Shenze Yu, M.S. in Financial Engineering, Graduated December 2019
Xinlei Liu, M.S. in Financial Engineering, Graduated December 2019

Advisor:

Dr. Ionut Florescu

Abstract

This paper implements genetic algorithm (GA) with classifiers support vector machine (SVM) and artificial neural network (ANN) to search optimal feature sets that could evaluate ratings. In this project, we use financial data of open companies in four sectors : energy, financial, healthcare and consumer discretionary. To investigate the feature learning capacity of genetic algorithm, the results are compared with results from convolutional neural network (CNN) and random forest (RF).

Keywords: Genetic Algorithm, Support Vector Machine, Artificial Neural Network, Convolutional Neural Network, Random Forest, Feature Selection, Credit Rating

Main Result:

We split our data sets into training, testing and validation data sets chronologically and implement four ways of feature selection to calculate the validation set accuracies.

For CNN, we used 1-D convolutional layer with 64 feature detectors (a kernel size of 3 applied to each feature detector). Also, another 1-D convolutional layer with 32 feature detectors (a kernel size of 3) will learn more complex features. To reduce further over-fitting, a drop layer is added, 40% of the neurons will be randomly set to 0. Finally, we added fully connected layer which uses a softmax activation function to produce a probability distribution over the 23 classes.

The original SVM was for binary classification only, so in order to do multi-classification, there are four typical methods we could use: one-vs-rest (OVR), one-vs-one (OVO), directed acyclic graph (DAG) and error correcting output codes (ECOC). We picked the one performed the best for our datasets, which is OVR.

Considering the complexity of ANN and the computational cost, we used 200 hidden layers each with 100 units.
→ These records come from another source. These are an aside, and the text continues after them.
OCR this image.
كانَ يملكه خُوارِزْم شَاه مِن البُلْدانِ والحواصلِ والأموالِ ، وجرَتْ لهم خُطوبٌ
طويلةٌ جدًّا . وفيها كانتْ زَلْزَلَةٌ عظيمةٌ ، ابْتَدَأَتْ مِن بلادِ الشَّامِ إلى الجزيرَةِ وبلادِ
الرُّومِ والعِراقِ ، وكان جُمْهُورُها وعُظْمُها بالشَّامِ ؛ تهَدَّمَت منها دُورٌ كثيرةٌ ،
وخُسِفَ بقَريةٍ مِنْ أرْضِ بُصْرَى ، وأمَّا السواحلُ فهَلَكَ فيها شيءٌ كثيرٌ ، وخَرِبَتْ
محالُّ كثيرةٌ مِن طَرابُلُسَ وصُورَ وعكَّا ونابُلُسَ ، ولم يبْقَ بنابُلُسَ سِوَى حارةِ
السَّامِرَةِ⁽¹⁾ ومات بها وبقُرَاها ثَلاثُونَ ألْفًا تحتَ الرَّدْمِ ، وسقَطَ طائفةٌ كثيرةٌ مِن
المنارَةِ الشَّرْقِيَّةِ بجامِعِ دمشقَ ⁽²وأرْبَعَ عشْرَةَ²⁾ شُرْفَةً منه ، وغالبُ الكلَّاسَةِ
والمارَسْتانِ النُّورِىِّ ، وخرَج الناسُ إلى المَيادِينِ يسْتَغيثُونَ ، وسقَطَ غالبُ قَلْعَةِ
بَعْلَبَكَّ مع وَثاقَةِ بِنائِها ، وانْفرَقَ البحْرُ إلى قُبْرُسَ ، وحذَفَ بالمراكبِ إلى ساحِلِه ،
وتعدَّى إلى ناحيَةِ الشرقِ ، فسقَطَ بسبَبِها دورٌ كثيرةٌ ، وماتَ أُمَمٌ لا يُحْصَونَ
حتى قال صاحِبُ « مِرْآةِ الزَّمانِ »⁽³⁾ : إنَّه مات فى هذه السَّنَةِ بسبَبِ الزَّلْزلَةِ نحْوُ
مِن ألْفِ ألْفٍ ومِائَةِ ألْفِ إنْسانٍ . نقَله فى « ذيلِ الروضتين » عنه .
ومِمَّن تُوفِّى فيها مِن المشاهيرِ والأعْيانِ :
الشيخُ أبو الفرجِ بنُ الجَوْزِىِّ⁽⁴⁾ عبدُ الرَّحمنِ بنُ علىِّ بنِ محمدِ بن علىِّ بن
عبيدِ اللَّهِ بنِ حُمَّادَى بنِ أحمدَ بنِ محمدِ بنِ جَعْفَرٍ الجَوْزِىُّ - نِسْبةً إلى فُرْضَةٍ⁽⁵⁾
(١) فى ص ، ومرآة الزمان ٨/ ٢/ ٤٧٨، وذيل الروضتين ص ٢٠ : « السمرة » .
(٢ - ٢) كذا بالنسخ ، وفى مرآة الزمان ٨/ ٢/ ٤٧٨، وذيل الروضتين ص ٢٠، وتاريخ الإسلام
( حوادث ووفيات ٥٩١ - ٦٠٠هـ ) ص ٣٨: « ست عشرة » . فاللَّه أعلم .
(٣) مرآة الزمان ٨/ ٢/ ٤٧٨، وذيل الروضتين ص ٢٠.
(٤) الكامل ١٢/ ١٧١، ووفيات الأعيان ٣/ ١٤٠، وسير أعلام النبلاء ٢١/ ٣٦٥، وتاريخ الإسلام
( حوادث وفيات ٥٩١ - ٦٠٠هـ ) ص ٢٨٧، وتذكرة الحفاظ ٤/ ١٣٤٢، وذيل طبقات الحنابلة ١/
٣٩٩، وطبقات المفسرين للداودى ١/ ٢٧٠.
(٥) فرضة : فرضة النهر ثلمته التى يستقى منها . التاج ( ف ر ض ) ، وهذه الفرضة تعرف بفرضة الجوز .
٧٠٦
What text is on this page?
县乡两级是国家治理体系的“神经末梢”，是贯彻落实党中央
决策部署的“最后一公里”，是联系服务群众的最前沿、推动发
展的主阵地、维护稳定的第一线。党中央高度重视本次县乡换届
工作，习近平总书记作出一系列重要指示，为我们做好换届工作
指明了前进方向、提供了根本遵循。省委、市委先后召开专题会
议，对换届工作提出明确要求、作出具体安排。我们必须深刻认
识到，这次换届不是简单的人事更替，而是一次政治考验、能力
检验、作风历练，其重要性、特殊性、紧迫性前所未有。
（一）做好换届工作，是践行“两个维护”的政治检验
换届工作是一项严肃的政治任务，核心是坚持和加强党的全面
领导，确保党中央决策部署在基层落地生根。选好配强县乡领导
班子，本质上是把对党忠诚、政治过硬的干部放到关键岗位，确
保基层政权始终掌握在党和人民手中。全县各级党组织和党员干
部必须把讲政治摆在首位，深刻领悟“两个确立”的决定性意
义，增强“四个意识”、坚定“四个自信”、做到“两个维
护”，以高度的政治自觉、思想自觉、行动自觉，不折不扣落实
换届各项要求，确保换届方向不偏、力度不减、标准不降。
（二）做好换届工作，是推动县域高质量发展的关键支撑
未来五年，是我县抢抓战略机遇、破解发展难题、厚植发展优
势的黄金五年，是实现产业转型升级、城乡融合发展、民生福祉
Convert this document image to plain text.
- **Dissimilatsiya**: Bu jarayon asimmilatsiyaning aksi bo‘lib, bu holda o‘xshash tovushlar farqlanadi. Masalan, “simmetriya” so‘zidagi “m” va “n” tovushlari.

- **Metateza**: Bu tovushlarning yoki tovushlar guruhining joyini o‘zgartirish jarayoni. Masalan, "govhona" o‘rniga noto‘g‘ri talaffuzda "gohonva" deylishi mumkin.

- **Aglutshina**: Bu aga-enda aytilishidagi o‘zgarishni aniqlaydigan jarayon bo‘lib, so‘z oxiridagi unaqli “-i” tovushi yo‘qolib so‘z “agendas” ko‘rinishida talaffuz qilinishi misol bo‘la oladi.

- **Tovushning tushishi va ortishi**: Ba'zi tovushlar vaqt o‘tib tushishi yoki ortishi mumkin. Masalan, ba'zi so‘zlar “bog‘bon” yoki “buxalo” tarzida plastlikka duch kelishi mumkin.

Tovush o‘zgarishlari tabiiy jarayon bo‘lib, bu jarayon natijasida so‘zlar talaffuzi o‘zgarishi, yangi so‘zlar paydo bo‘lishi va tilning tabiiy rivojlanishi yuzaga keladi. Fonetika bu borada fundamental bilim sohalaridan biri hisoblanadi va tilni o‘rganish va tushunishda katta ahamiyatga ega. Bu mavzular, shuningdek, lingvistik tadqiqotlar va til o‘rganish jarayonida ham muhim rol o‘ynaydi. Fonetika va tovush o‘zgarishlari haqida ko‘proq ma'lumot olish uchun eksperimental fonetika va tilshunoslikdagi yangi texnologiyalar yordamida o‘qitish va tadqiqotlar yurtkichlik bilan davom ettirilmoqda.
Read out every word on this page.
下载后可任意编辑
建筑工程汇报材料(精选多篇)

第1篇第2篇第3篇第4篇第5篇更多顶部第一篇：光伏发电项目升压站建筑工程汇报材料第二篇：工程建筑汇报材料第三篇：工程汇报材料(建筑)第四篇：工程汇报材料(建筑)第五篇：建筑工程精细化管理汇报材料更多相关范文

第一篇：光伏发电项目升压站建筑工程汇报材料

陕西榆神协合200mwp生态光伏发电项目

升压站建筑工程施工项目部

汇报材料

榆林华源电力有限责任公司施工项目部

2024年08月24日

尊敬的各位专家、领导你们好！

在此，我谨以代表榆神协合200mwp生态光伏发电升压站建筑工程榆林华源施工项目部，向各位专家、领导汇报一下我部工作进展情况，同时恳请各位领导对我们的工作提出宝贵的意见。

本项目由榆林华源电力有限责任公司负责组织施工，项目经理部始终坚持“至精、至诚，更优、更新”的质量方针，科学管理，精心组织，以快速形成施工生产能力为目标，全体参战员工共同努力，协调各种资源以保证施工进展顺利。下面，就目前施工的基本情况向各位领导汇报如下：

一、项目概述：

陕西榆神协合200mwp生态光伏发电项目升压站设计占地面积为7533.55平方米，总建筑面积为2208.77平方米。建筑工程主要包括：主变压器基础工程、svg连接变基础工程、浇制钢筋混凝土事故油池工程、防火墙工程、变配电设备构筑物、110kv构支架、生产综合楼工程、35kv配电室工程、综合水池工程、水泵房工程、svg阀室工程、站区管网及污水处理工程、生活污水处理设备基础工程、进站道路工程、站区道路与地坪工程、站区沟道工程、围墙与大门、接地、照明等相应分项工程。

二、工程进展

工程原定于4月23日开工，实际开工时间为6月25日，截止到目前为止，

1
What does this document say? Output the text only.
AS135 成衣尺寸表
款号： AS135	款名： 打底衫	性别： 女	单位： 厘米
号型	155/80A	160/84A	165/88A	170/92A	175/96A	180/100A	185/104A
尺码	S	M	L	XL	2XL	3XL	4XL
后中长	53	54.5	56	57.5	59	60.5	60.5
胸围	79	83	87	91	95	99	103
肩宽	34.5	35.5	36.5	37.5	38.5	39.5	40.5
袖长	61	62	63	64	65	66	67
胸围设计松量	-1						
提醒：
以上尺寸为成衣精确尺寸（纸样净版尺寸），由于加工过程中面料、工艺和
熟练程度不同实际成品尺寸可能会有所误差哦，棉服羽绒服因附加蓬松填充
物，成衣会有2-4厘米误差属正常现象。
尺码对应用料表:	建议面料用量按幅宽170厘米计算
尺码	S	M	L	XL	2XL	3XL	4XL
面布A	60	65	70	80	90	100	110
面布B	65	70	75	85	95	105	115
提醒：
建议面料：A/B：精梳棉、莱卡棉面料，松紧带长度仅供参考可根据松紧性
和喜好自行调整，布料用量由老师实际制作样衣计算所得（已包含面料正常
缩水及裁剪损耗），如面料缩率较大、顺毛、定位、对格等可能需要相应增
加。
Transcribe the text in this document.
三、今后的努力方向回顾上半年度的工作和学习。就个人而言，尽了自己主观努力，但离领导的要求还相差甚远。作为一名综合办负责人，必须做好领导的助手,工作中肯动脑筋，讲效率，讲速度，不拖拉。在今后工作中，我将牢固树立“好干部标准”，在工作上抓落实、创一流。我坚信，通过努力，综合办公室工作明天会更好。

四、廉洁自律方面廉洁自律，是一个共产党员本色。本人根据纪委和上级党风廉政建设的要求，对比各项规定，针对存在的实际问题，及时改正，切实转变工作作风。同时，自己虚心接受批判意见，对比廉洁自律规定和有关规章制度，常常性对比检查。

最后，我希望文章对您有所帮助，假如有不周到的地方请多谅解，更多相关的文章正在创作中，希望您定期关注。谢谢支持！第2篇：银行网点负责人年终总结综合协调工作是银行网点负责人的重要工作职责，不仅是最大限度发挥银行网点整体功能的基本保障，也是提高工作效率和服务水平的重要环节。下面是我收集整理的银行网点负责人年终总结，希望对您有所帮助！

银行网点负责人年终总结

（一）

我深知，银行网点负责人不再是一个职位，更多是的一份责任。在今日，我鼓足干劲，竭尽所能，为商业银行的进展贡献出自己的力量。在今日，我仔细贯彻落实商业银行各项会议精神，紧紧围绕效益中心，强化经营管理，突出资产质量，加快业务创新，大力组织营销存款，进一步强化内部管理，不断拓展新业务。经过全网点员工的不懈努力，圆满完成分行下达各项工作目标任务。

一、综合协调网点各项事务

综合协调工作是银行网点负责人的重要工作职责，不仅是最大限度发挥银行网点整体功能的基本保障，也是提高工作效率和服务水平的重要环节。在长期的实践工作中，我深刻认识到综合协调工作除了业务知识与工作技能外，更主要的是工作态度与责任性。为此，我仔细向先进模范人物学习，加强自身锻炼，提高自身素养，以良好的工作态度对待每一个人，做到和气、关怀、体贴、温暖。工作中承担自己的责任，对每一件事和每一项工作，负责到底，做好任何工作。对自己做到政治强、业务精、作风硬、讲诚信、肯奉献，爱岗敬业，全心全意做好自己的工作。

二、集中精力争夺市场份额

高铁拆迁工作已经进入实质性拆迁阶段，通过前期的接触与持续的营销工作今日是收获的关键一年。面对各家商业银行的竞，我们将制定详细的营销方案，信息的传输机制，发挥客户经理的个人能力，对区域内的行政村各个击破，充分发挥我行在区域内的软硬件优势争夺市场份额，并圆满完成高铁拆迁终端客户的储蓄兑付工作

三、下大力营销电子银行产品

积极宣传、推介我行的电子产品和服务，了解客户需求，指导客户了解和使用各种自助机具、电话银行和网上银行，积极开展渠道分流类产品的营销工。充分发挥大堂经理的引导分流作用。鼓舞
And we choose the solver ’adam’ (a stochastic gradient-based optimizer proposed by Kingma, Diederik, and Jimmy Ba) which performed the best for our datasets.

And Finally for RF, we know the more trees are added, the less likely the model overfits, we finally used 100 trees for each of our model considering computational cost.

The table below shows the details of our result.

Table 1: Validation set accuracy for each model

We find out that different models and different sectors have different sensitivities for features. However, our approach of using genetic algorithm is proved not a successful method. Random forest is a more powerful learning method for credit rating feature selection, which outperforms GA and CNN by 10% at least.

Conclusions:

Our goal is to test if genetic algorithm could outperform the existing method of feature selection and our algorithm indeed reduces the input dimensionality and increases accuracy to a great extent. But there are still more powerful feature selection learning models, like random forest, which is outperformed dealing with unbalanced and missing data.